Malaysia
To Isma, Vatican recognition of Palestine not enough
Malay Mail

KUALA LUMPUR, May 14 - While there is joy within the Christian West and the Muslim world in the move by the Vatican to recognise the Palestinian struggle for statehood, local hardline Muslim group Ikatan Muslimin Malaysia (Isma) took the news with scepticism.

The act of recognising Palestinian statehood by the world’s Catholic authority was seen as a crucial moment in the liberation struggle of a Muslim-majority nation devastated by decades of Israeli occupation – a move that can help get Christians and Muslims closer – but Isma president Abdullah Zaik Abdul Rahman warned against trusting the gesture.

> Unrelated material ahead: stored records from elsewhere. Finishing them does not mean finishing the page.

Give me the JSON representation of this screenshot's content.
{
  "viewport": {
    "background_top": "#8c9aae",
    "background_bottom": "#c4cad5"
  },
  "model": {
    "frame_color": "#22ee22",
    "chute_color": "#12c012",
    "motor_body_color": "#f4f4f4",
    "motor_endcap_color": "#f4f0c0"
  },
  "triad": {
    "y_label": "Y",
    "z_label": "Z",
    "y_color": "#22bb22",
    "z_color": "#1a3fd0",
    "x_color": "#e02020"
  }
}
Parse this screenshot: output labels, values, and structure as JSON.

“They must first prove their sincerity first,” Abdullah Zaik told Malay Mail Online when asked if the Vatican’s recognition of Palestine should put to rest Muslim suspicion towards the Christian community.

“Ask them to stop Israel from jewifying (sic) of the Al-Aqsa mosque, the illegal settlement and return Palestinian land and stop the Gaza strip blockade,” the Isma chief added.

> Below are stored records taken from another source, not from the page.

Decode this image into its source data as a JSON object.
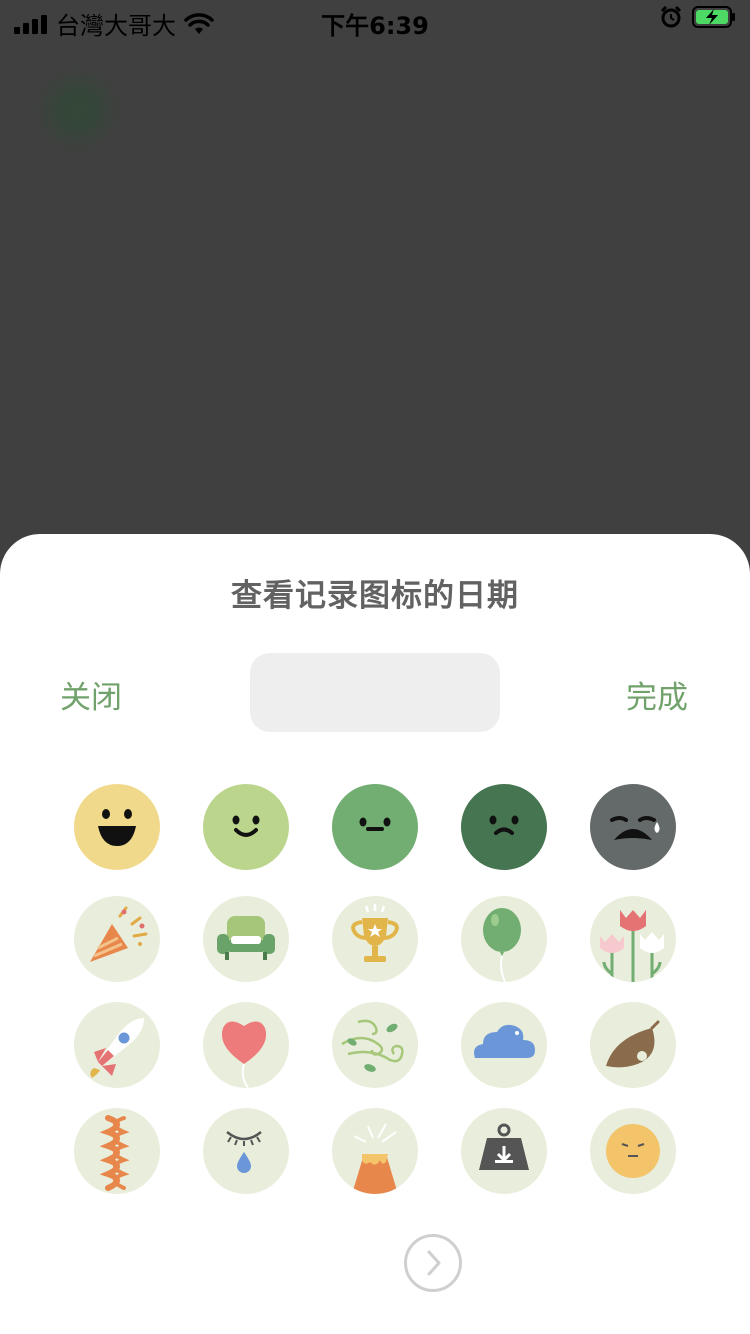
{
  "status_bar": {
    "carrier": "台灣大哥大",
    "time": "下午6:39"
  },
  "sheet": {
    "title": "查看记录图标的日期",
    "close_label": "关闭",
    "done_label": "完成"
  },
  "icons": [
    "grin-face-icon",
    "smile-face-icon",
    "neutral-face-icon",
    "frown-face-icon",
    "crying-face-icon",
    "party-popper-icon",
    "sofa-icon",
    "trophy-icon",
    "balloon-icon",
    "tulips-icon",
    "rocket-icon",
    "heart-balloon-icon",
    "wind-leaves-icon",
    "cloud-icon",
    "dry-leaf-icon",
    "twisted-rope-icon",
    "closed-eye-tear-icon",
    "volcano-icon",
    "weight-icon",
    "sleepy-face-icon"
  ],
  "colors": {
    "accent_green": "#71a26c",
    "icon_bg": "#e8eedb",
    "mood_1": "#f0d98a",
    "mood_2": "#bcd58d",
    "mood_3": "#72ad72",
    "mood_4": "#467552",
    "mood_5": "#646a69"
  }
}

Isma has repeatedly claimed that there is a genuine global conspiracy by a secret Jewish-Christian movement to wipe out Islam and dominate the world, and that the movement aims to brainwash Muslims into leaving Islam and submitting themselves to a form of materialistic religion which he described as “Christian-Jewish capitalism”.

The group claimed local Christian missionaries and opposition lawmakers act as the movement’s agents who try to indoctrinate Muslims by confusing them by promoting. ideas like liberalism and human rights.

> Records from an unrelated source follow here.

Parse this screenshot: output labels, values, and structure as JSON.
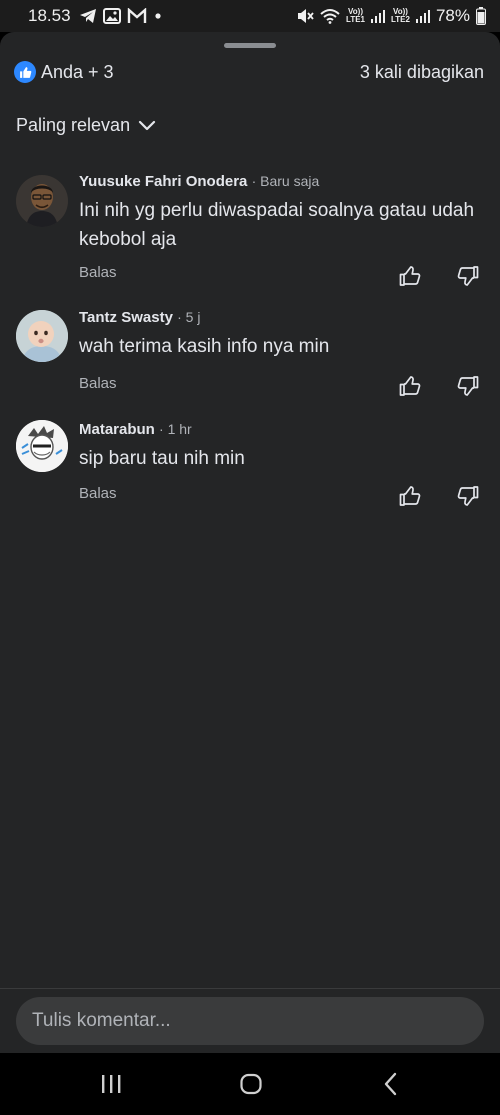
{
  "status": {
    "time": "18.53",
    "battery": "78%",
    "sim1_label": "LTE1",
    "sim2_label": "LTE2",
    "volte_label": "Vo))"
  },
  "reactions": {
    "summary": "Anda + 3",
    "shares": "3 kali dibagikan",
    "accent": "#2d88ff"
  },
  "sort": {
    "label": "Paling relevan"
  },
  "comments": [
    {
      "author": "Yuusuke Fahri Onodera",
      "time": "· Baru saja",
      "text": "Ini nih yg perlu diwaspadai soalnya gatau udah kebobol aja",
      "reply": "Balas"
    },
    {
      "author": "Tantz Swasty",
      "time": "· 5 j",
      "text": "wah terima kasih info nya min",
      "reply": "Balas"
    },
    {
      "author": "Matarabun",
      "time": "· 1 hr",
      "text": "sip baru tau nih min",
      "reply": "Balas"
    }
  ],
  "composer": {
    "placeholder": "Tulis komentar..."
  },
  "icons": {
    "status_left": [
      "telegram-icon",
      "gallery-icon",
      "gmail-icon",
      "notification-dot-icon"
    ],
    "status_right": [
      "mute-icon",
      "wifi-icon",
      "signal-icon",
      "battery-icon"
    ],
    "actions": [
      "thumbs-up-icon",
      "thumbs-down-icon"
    ],
    "nav": [
      "recents-icon",
      "home-icon",
      "back-icon"
    ]
  }
}
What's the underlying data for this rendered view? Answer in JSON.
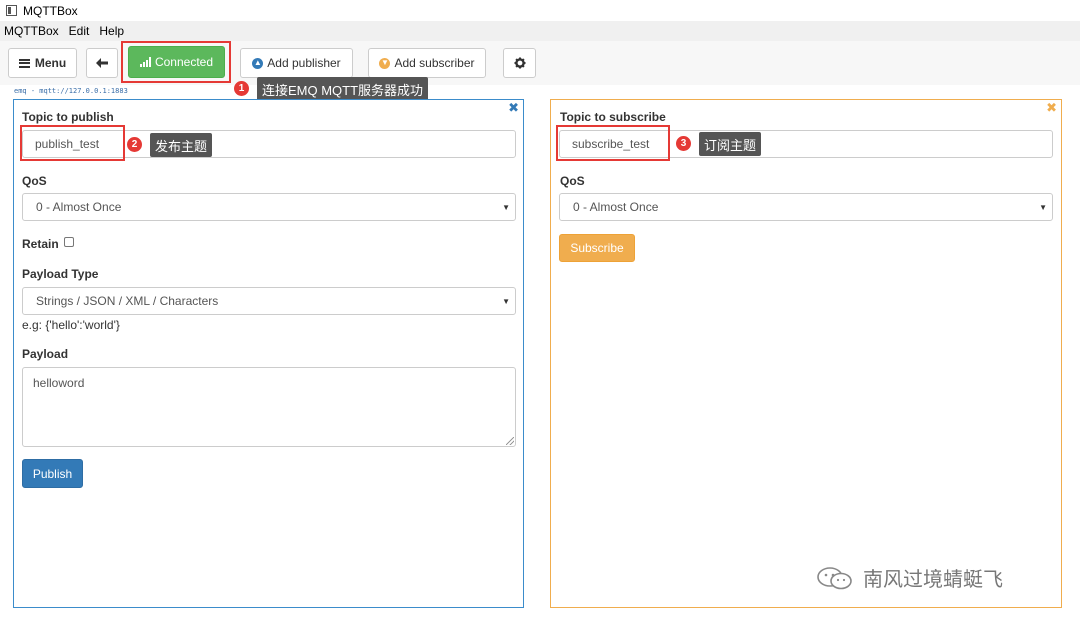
{
  "window": {
    "title": "MQTTBox"
  },
  "menubar": {
    "items": [
      "MQTTBox",
      "Edit",
      "Help"
    ]
  },
  "toolbar": {
    "menu_label": "Menu",
    "connected_label": "Connected",
    "add_publisher_label": "Add publisher",
    "add_subscriber_label": "Add subscriber"
  },
  "connection": {
    "label": "emq - mqtt://127.0.0.1:1883"
  },
  "publisher": {
    "topic_label": "Topic to publish",
    "topic_value": "publish_test",
    "qos_label": "QoS",
    "qos_value": "0 - Almost Once",
    "retain_label": "Retain",
    "retain_checked": false,
    "payload_type_label": "Payload Type",
    "payload_type_value": "Strings / JSON / XML / Characters",
    "payload_hint": "e.g: {'hello':'world'}",
    "payload_label": "Payload",
    "payload_value": "helloword",
    "publish_button": "Publish",
    "border_color": "#3b8ccb"
  },
  "subscriber": {
    "topic_label": "Topic to subscribe",
    "topic_value": "subscribe_test",
    "qos_label": "QoS",
    "qos_value": "0 - Almost Once",
    "subscribe_button": "Subscribe",
    "border_color": "#f0ad4e"
  },
  "annotations": [
    {
      "number": "1",
      "text": "连接EMQ MQTT服务器成功"
    },
    {
      "number": "2",
      "text": "发布主题"
    },
    {
      "number": "3",
      "text": "订阅主题"
    }
  ],
  "watermark": {
    "text": "南风过境蜻蜓飞"
  },
  "colors": {
    "success": "#5cb85c",
    "primary": "#337ab7",
    "warning": "#f0ad4e",
    "annotation_red": "#e53935"
  }
}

Abdullah Zaik had also said that the conspiracy to annihilate Islam from the world stemmed from the crusade wars, where the Christians first declared Islam as its sworn enemy.

But outside Malaysia, Muslims and Christians worldwide embraced the news of the Vatican’s endorsement of Palestinian statehood with much more optimism, and that the treaty was crucial in bridging the Christian-Muslim divide.

One of them, Jamal Khader, rector of the Latin Patriarchate Seminary in Jerusalem, was quoted by the New York Times as saying that Pope Francis and his secretary of state, Cardinal Pietro Parolin, that the move was significant in creating “a new reality” in the Middle East.

“The wider Arab world often thinks that it’s a Christian West against a Muslim East. So this is an important step from the Catholic Church to show that, no, it is standing with the rights of Palestinians and with the right to a state of Palestine,” he said in an immediate reaction.

But Abdullah Zaik remained sceptical when this was pointed out to him.

“They will still need to prove it. How can you support the Palestinians but support Zionism at the same time,” he said, referring to the Vatican’s support for peaceful co-existence between Israel and Palestine.

Ties between Malaysia’s Muslim and minority Christians have worsened in recent years following the latter’s legal claim to the right to use “Allah”.

The long court battle, however, favoured the Muslims and while the Christians accepted it, many felt their right to practiced their faith freely had been violated.